Langer was the foundation professor in plant science at Lincoln, and authored more than 60 books and scientific papers. With George Hill he wrote the book Agricultural Plants, published in 1982, that became a standard text for the teaching of plant science. He was also active in the administration of Lincoln College, serving as vice-principal, and as acting principal for 15 months in 1984 and 1985 between the tenures of Sir James Stewart and Bruce Ross. Langer served on the University Grants Committee, and was appointed Lincoln's public orator in 1978.

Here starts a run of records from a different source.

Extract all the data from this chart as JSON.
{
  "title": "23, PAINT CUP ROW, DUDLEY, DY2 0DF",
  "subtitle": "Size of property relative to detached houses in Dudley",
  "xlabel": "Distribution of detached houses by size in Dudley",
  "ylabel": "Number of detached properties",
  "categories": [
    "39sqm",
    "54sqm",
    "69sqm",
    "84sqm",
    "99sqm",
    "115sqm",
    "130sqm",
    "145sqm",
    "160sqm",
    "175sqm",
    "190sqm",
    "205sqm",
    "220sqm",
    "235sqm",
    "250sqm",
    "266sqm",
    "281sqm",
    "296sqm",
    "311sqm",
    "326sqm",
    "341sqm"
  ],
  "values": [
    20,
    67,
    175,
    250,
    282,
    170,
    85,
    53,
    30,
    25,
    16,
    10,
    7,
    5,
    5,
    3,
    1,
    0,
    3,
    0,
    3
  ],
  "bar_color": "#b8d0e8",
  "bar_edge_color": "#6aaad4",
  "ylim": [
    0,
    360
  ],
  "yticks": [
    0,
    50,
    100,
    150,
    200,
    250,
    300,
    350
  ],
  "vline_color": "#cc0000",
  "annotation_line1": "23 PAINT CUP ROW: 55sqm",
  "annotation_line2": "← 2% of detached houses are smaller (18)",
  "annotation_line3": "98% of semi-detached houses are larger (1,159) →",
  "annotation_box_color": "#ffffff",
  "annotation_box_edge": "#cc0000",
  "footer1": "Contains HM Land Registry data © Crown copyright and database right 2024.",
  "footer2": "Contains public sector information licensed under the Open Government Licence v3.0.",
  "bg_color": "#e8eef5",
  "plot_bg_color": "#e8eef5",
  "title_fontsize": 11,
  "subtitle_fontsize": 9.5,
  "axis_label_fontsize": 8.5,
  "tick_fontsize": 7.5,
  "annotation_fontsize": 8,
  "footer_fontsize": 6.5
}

When he retired from Lincoln in March 1985, Langer was conferred the title of professor emeritus.

==Later life and death==
Following his retirement, Langer acted as a consultant for the establishment of forestry and agricultural polytechnic institutes in Indonesia. He died in Christchurch on 3 August 2018.

==Honours and awards==
In 1972, Langer was elected a Fellow of the Royal Society of New Zealand, and in 1978, he received the Leonard Cockayne Lecture Award from the Royal Society of New Zealand. Following his retirement from Lincoln, Langer was appointed an Officer of the Order of the British Empire in the 1985 Queen's Birthday Honours, for services to agricultural education. In 1990, he was awarded the New Zealand 1990 Commemoration Medal. In 2005, Langer was conferred an honorary DSc by Lincoln University. He was also a fellow of both the New Zealand Institute of Agricultural and Horticultural Science, and the Australian and New Zealand Association for the Advancement of Science.